Layers must be loose, not tight. This permits airflow, so your perspiration dries faster and does not soak through your insulating layers. A base layer can be skin-tight if you so desire, but everything else needs to be loose to permit airflow.
Layering also applies to your hands. Frostbite will attack your smaller extremities first. Big puffy insulated gloves are useless in these situations, because your sweating hands will soak the insulation -- and they take forever to dry. Better to buy a nylon shell glove and at least two pair of fleece liners. The nylon shell can be used to fend off severe wind or if you are climbing on ice to keep water out. In normal conditions you can wear the liners without the shell so your hands breathe and do not sweat. If you are forced to use the shell and liners and your sweat soaks the liners, just swap them out for a dry pair of liners.
Make sure you protect your feet as well. Toes are extremities that are easily lost to frostbite. Mountaineering boots are usually plastic with a removable insulating bootie (again, a layer) with enough room in the boot so that you can wear polypropylene liner socks to wick away sweat. They're also stiff enough so you can use crampons without getting blisters. Wear a boot that is too tight and you'll restrict bloodflow to your toes, which means you'll get colder faster.
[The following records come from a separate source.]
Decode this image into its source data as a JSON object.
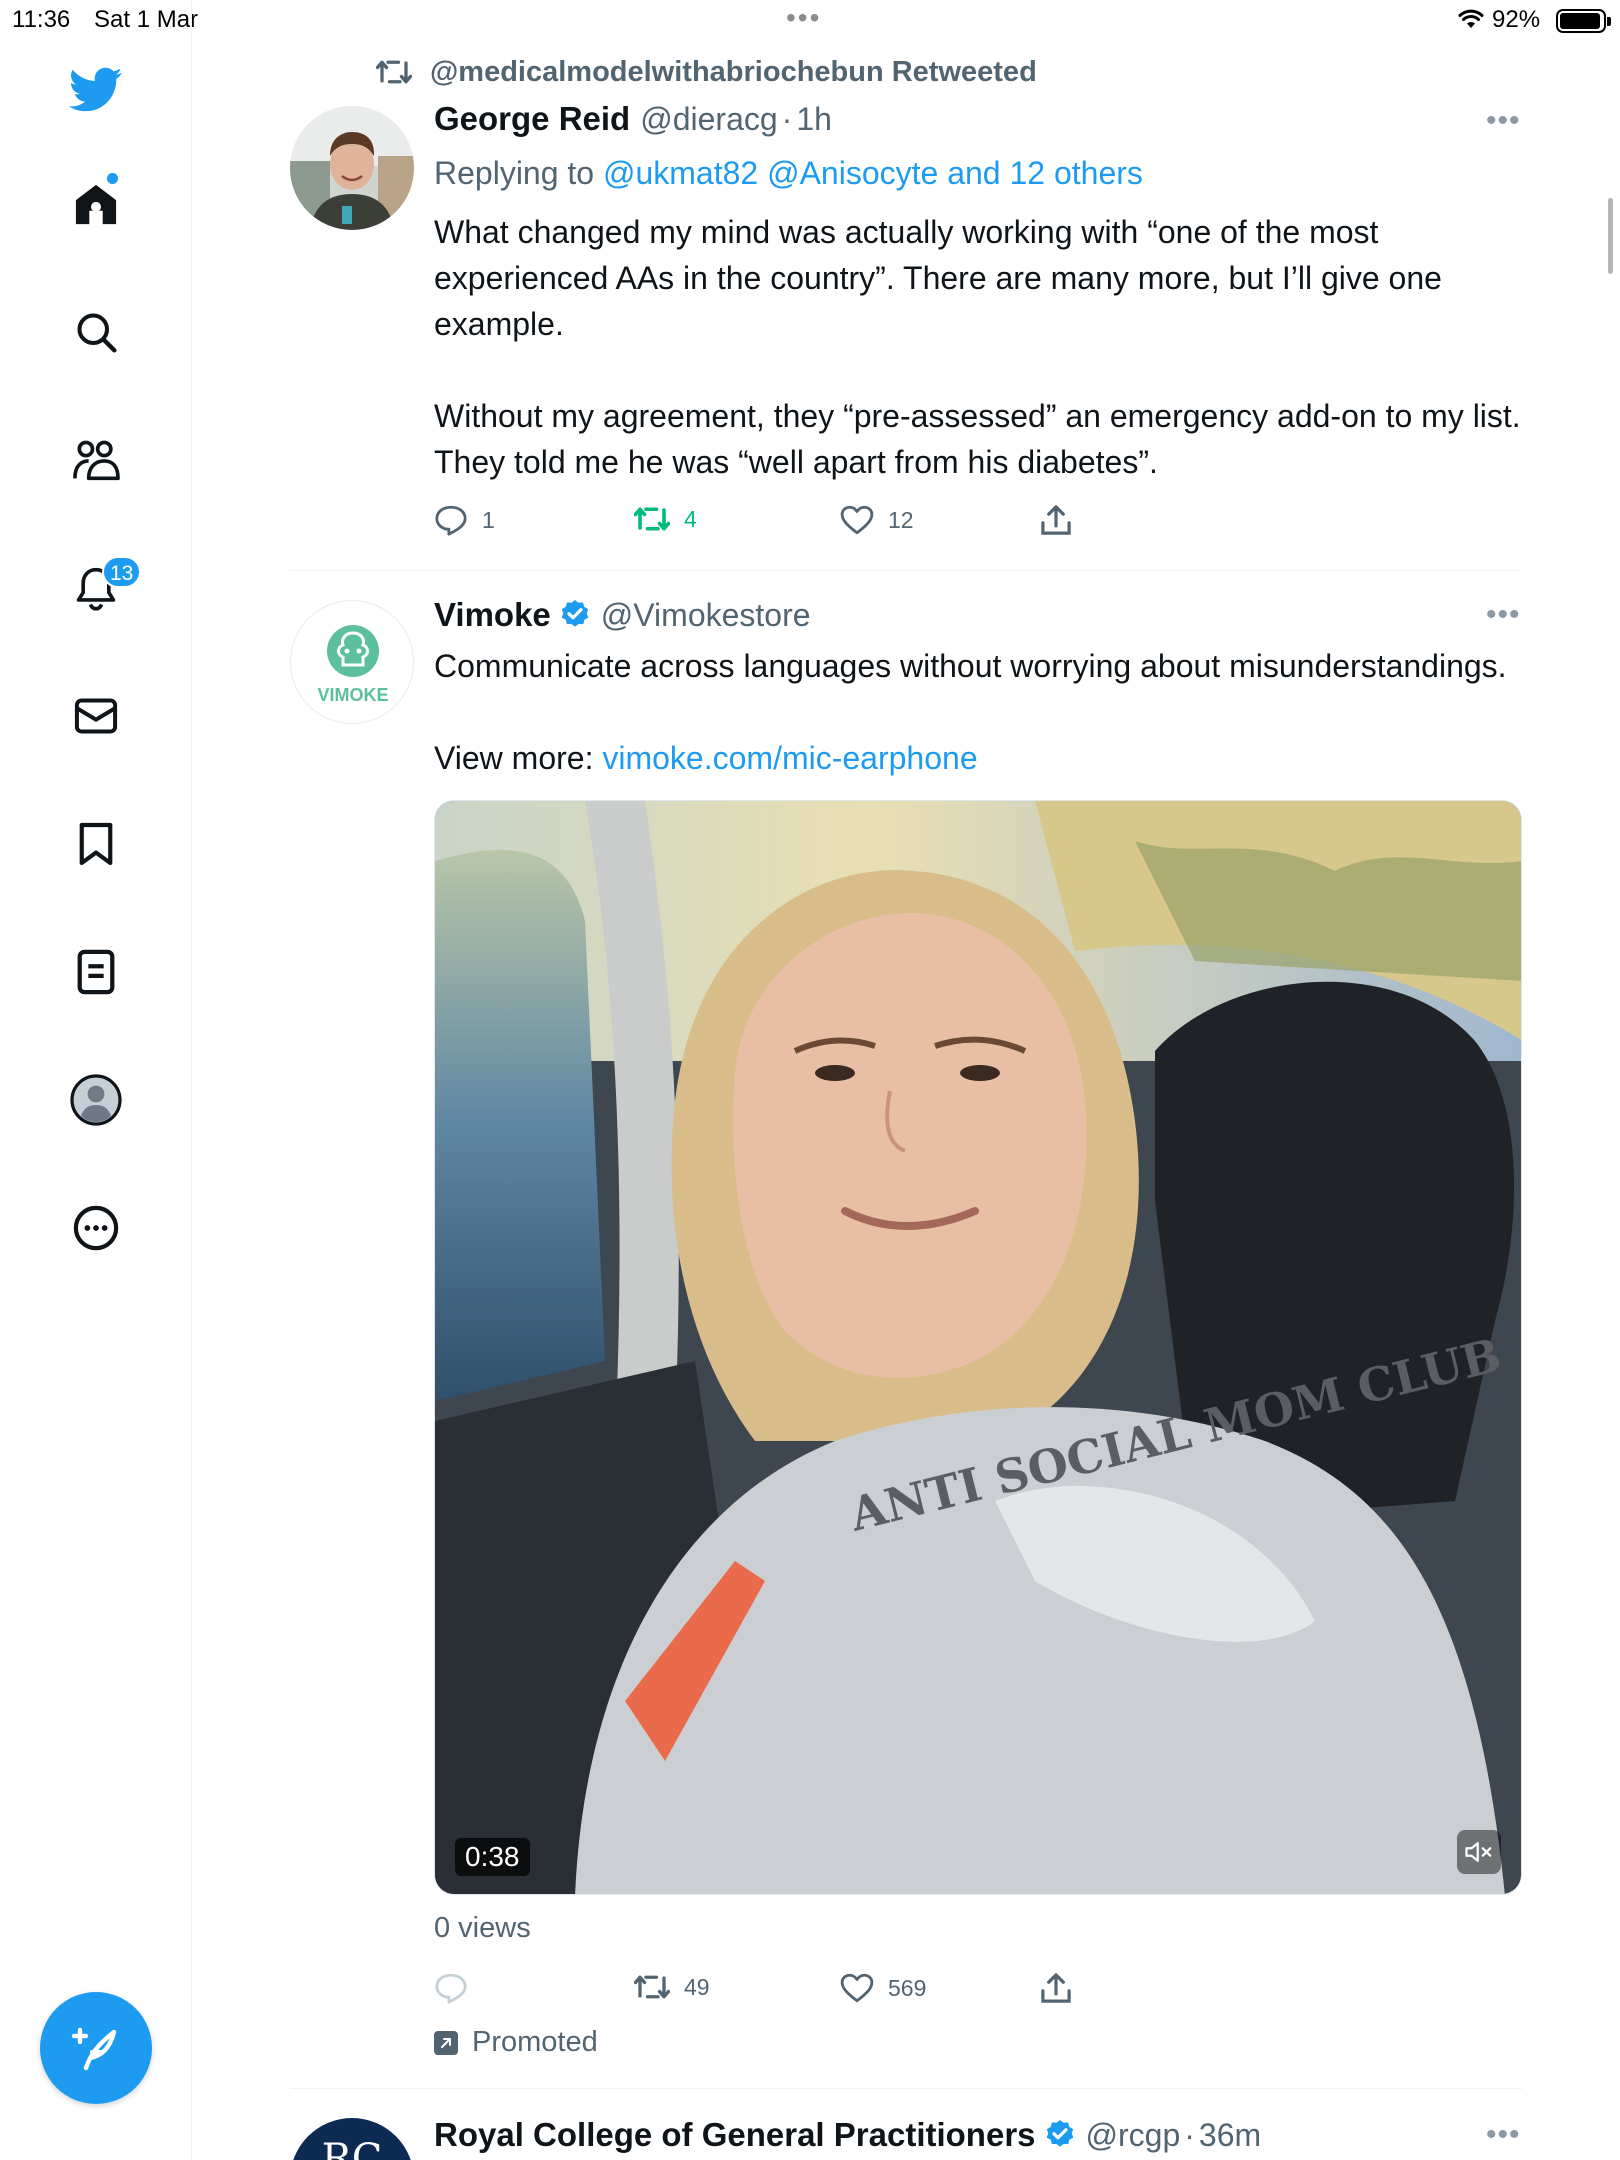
{
  "status_bar": {
    "time": "11:36",
    "date": "Sat 1 Mar",
    "multitask_dots": "•••",
    "battery_percent": "92%",
    "battery_level": 0.92
  },
  "sidebar": {
    "items": [
      {
        "name": "home",
        "icon": "home-icon"
      },
      {
        "name": "explore",
        "icon": "search-icon"
      },
      {
        "name": "communities",
        "icon": "people-icon"
      },
      {
        "name": "notifications",
        "icon": "bell-icon",
        "badge": "13"
      },
      {
        "name": "messages",
        "icon": "mail-icon"
      },
      {
        "name": "bookmarks",
        "icon": "bookmark-icon"
      },
      {
        "name": "lists",
        "icon": "lists-icon"
      },
      {
        "name": "profile",
        "icon": "profile-avatar-icon"
      },
      {
        "name": "more",
        "icon": "more-circle-icon"
      }
    ],
    "accent_color": "#1d9bf0"
  },
  "tweet1": {
    "retweet_label": "@medicalmodelwithabriochebun Retweeted",
    "name": "George Reid",
    "handle": "@dieracg",
    "sep": "·",
    "time": "1h",
    "replying_prefix": "Replying to",
    "replying_to_1": "@ukmat82",
    "replying_to_2": "@Anisocyte",
    "replying_to_rest": "and 12 others",
    "paragraph1": "What changed my mind was actually working with “one of the most experienced AAs in the country”. There are many more, but I’ll give one example.",
    "paragraph2": "Without my agreement, they “pre-assessed” an emergency add-on to my list. They told me he was “well apart from his diabetes”.",
    "replies": "1",
    "retweets": "4",
    "likes": "12"
  },
  "tweet2": {
    "name": "Vimoke",
    "handle": "@Vimokestore",
    "avatar_text": "VIMOKE",
    "text_line": "Communicate across languages without worrying about misunderstandings.",
    "view_more_label": "View more:",
    "link": "vimoke.com/mic-earphone",
    "video_duration": "0:38",
    "video_sweatshirt_text": "ANTI SOCIAL MOM CLUB",
    "views": "0 views",
    "retweets": "49",
    "likes": "569",
    "promoted_label": "Promoted"
  },
  "tweet3": {
    "name": "Royal College of General Practitioners",
    "handle": "@rcgp",
    "sep": "·",
    "time": "36m",
    "avatar_text": "RC"
  }
}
You lose a lot of heat through your head. Again, this means a breathable hat (fleece or wool) is required, and one that covers your ears is mandatory. If you get caught in the rain or if high winds are present, you break out your windproof/waterproof parka which has a hood that keeps your head dry.
I also recommend carrying a breathable fleece neck gaiter so you can protect your neck and cheeks. I will take a windproof balaclava if high winds are anticipated; it stays in the pack until needed. Windproof neck gaiters are not recommended during strenuous activity because if you've got it up over your mouth then it funnels your exhaled breath up onto your sunglasses or ski goggles. When you are on a mountain surrounded by snow, you do not want to have your eye protection fog up on you because you'll end up ditching your glasses. Snow blindness is very painful and you should be wearing eye protection to fend off falling ice or rocks as you climb. Ski goggles will protect your eyes from extreme wind but they stay in the pack until needed.
Fully buttoned up, you might look like my colleague here ... this was taken during a winter assault on Mt. Washington a few years ago:
(the next photo is after the whiteout lifted so you can actually see the rest of Tuckerman Ravine behind him)
Last, did you know you lose a lot of water through your breath in cold weather? Your respiratory system warms and moisturizes the air as it gets taken into your lungs and you exhale. Each time you take a breath, you are losing water. Stay hydrated and you'll be better off. Make sure you keep your internal furnace fueled by snacking on energy bars as well. Your car won't run without gas; the same goes for you!
Sorry for the long winded post. I'm still learning things myself, even after all this time in the woods. There are too many times I've seen a lot of instances of people using/wearing the wrong gear and for the wrong reasons. Stay dry and you'll be fine!